You do want to breed a little recklessness into kids, right?

You tended to be perfect when you were really loud,
loud enough to embarrass me in public,
but loud enough to make me not care about anything,
even getting shot in the face or turning into steam.

We’re just those nails on the underside of a roof
that nobody bothers to flatten out or snip off;
I guess they serve a load-bearing purpose,
or they would have been sorted out years ago
by experts with flashlights on their foreheads, right?

 

 

 

 

The hot goss was that he called me a femme-o-phile;
it meant I had a tropical purse, not much else,
and I was friends with him
only because he threw confetti in public
at 9:00 a.m. and midnight just as often.

On the way back, you diagnosed me
with a swollen brain from juicing too many vegetables,
as if I were an Adderal on a creaky fire escape,
staring through the grating, flames nipping my ass.
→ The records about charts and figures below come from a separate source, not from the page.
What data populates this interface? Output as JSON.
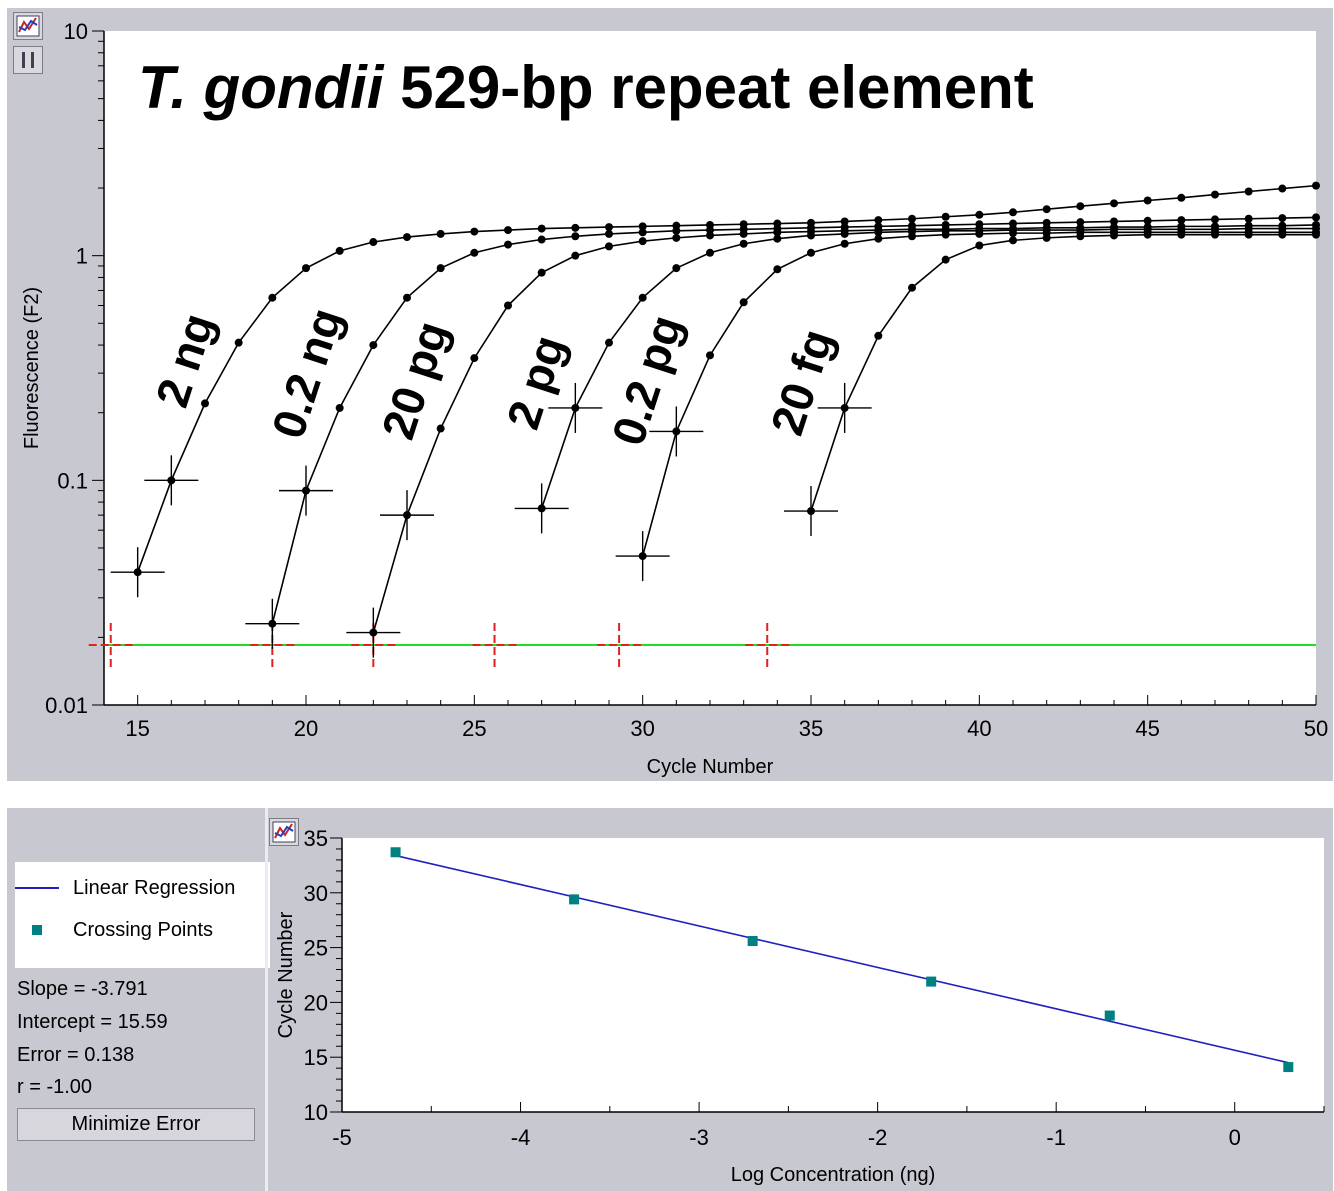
{
  "top_chart": {
    "title_italic": "T. gondii",
    "title_rest": " 529-bp repeat element",
    "xlabel": "Cycle Number",
    "ylabel": "Fluorescence (F2)",
    "x_ticks": [
      "15",
      "20",
      "25",
      "30",
      "35",
      "40",
      "45",
      "50"
    ],
    "y_ticks": [
      "10",
      "1",
      "0.1",
      "0.01"
    ],
    "sample_labels": [
      "2 ng",
      "0.2 ng",
      "20 pg",
      "2 pg",
      "0.2 pg",
      "20 fg"
    ],
    "colors": {
      "curve": "#000000",
      "threshold": "#22dd22",
      "cross_marker": "#dd2222",
      "plot_bg": "#ffffff",
      "frame": "#c8c8d0"
    }
  },
  "chart_data": [
    {
      "type": "line",
      "title": "T. gondii 529-bp repeat element",
      "xlabel": "Cycle Number",
      "ylabel": "Fluorescence (F2)",
      "xlim": [
        14,
        50
      ],
      "ylim": [
        0.01,
        10
      ],
      "y_scale": "log",
      "grid": false,
      "threshold": 0.0185,
      "crossing_markers_x": [
        14.2,
        19,
        22,
        25.6,
        29.3,
        33.7
      ],
      "series": [
        {
          "name": "2 ng",
          "start": 15,
          "x": [
            15,
            16,
            17,
            18,
            19,
            20,
            21,
            22,
            23,
            24,
            25,
            26,
            27,
            28,
            29,
            30,
            31,
            32,
            33,
            34,
            35,
            36,
            37,
            38,
            39,
            40,
            41,
            42,
            43,
            44,
            45,
            46,
            47,
            48,
            49,
            50
          ],
          "y": [
            0.039,
            0.1,
            0.22,
            0.41,
            0.65,
            0.88,
            1.05,
            1.15,
            1.21,
            1.25,
            1.28,
            1.3,
            1.32,
            1.33,
            1.34,
            1.35,
            1.36,
            1.37,
            1.38,
            1.39,
            1.4,
            1.42,
            1.44,
            1.46,
            1.49,
            1.52,
            1.56,
            1.61,
            1.66,
            1.71,
            1.76,
            1.81,
            1.87,
            1.93,
            1.99,
            2.05
          ]
        },
        {
          "name": "0.2 ng",
          "start": 19,
          "x": [
            19,
            20,
            21,
            22,
            23,
            24,
            25,
            26,
            27,
            28,
            29,
            30,
            31,
            32,
            33,
            34,
            35,
            36,
            37,
            38,
            39,
            40,
            41,
            42,
            43,
            44,
            45,
            46,
            47,
            48,
            49,
            50
          ],
          "y": [
            0.023,
            0.09,
            0.21,
            0.4,
            0.65,
            0.88,
            1.03,
            1.12,
            1.18,
            1.22,
            1.25,
            1.27,
            1.29,
            1.3,
            1.31,
            1.32,
            1.33,
            1.34,
            1.35,
            1.36,
            1.37,
            1.38,
            1.39,
            1.4,
            1.41,
            1.42,
            1.43,
            1.44,
            1.45,
            1.46,
            1.47,
            1.48
          ]
        },
        {
          "name": "20 pg",
          "start": 22,
          "x": [
            22,
            23,
            24,
            25,
            26,
            27,
            28,
            29,
            30,
            31,
            32,
            33,
            34,
            35,
            36,
            37,
            38,
            39,
            40,
            41,
            42,
            43,
            44,
            45,
            46,
            47,
            48,
            49,
            50
          ],
          "y": [
            0.021,
            0.07,
            0.17,
            0.35,
            0.6,
            0.84,
            1.0,
            1.1,
            1.16,
            1.2,
            1.23,
            1.25,
            1.27,
            1.28,
            1.29,
            1.3,
            1.31,
            1.31,
            1.32,
            1.32,
            1.33,
            1.33,
            1.34,
            1.34,
            1.35,
            1.35,
            1.36,
            1.36,
            1.37
          ]
        },
        {
          "name": "2 pg",
          "start": 27,
          "x": [
            27,
            28,
            29,
            30,
            31,
            32,
            33,
            34,
            35,
            36,
            37,
            38,
            39,
            40,
            41,
            42,
            43,
            44,
            45,
            46,
            47,
            48,
            49,
            50
          ],
          "y": [
            0.075,
            0.21,
            0.41,
            0.65,
            0.88,
            1.03,
            1.13,
            1.19,
            1.23,
            1.25,
            1.27,
            1.28,
            1.29,
            1.29,
            1.3,
            1.3,
            1.3,
            1.31,
            1.31,
            1.31,
            1.31,
            1.32,
            1.32,
            1.32
          ]
        },
        {
          "name": "0.2 pg",
          "start": 30,
          "x": [
            30,
            31,
            32,
            33,
            34,
            35,
            36,
            37,
            38,
            39,
            40,
            41,
            42,
            43,
            44,
            45,
            46,
            47,
            48,
            49,
            50
          ],
          "y": [
            0.046,
            0.165,
            0.36,
            0.62,
            0.87,
            1.03,
            1.13,
            1.19,
            1.22,
            1.24,
            1.25,
            1.26,
            1.26,
            1.27,
            1.27,
            1.27,
            1.27,
            1.27,
            1.27,
            1.27,
            1.27
          ]
        },
        {
          "name": "20 fg",
          "start": 35,
          "x": [
            35,
            36,
            37,
            38,
            39,
            40,
            41,
            42,
            43,
            44,
            45,
            46,
            47,
            48,
            49,
            50
          ],
          "y": [
            0.073,
            0.21,
            0.44,
            0.72,
            0.96,
            1.11,
            1.17,
            1.2,
            1.22,
            1.23,
            1.24,
            1.24,
            1.24,
            1.24,
            1.24,
            1.24
          ]
        }
      ]
    },
    {
      "type": "scatter",
      "xlabel": "Log Concentration (ng)",
      "ylabel": "Cycle Number",
      "xlim": [
        -5,
        0.5
      ],
      "ylim": [
        10,
        35
      ],
      "x_ticks": [
        "-5",
        "-4",
        "-3",
        "-2",
        "-1",
        "0"
      ],
      "y_ticks": [
        "35",
        "30",
        "25",
        "20",
        "15",
        "10"
      ],
      "grid": false,
      "series": [
        {
          "name": "Crossing Points",
          "x": [
            -4.7,
            -3.7,
            -2.7,
            -1.7,
            -0.7,
            0.3
          ],
          "y": [
            33.7,
            29.4,
            25.6,
            21.9,
            18.8,
            14.1
          ]
        },
        {
          "name": "Linear Regression",
          "x": [
            -4.7,
            0.3
          ],
          "y": [
            33.4,
            14.5
          ]
        }
      ],
      "colors": {
        "points": "#008080",
        "line": "#2020c0"
      }
    }
  ],
  "bottom_panel": {
    "legend": {
      "line_label": "Linear Regression",
      "points_label": "Crossing Points"
    },
    "stats": {
      "slope": "Slope = -3.791",
      "intercept": "Intercept = 15.59",
      "error": "Error = 0.138",
      "r": "r = -1.00"
    },
    "minimize_button": "Minimize Error",
    "toolbar_icons": [
      "chart-options-icon",
      "pause-icon"
    ]
  }
}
Everything you do reminds me
that people can legitimately
punch first and ask questions later;
there will be a “later” after a bunch of left hooks,
like a theatrical altercation with only one arm involved,
skipping haymakers, knuckles and cheeks
incorrectly routed into a mixer, numb ears in the output.

 

 

 

 

Why did you let a tender, young hooligan
drown in that prehistoric river?
Everyone you knew sat on the grass
eating pesto sandwiches like transgressive paintings
and let him struggle in the rapids, disappearing slowly,
but anyone who could swim could’ve retrieved him.

People think amoebic prehistory was apathetic
until humans got around to investing in caring,
but it’s when you fall asleep at the “future” switch
in a time machine that those underground ogres
start to have character, no matter what they’re up to,
with their bunkers, lava, and retro cottage industries.

 

 

 

 

Don’t ever let me tell that story again:
the foul ball in a soda cup
or the praying mantis on the car hood, torn up.

That parking lot smelled colder than strip malls,
no phones available, fell teeth first on the curb.
In space everyone can hear you scream who matters,
at least that’s the conclusion we found waiting.

Don’t ever let me tell you that story again:
a garden hose through the window
or the Amazonian spider attached to your back,
tone of a boxer, tired, worried about buying clothes.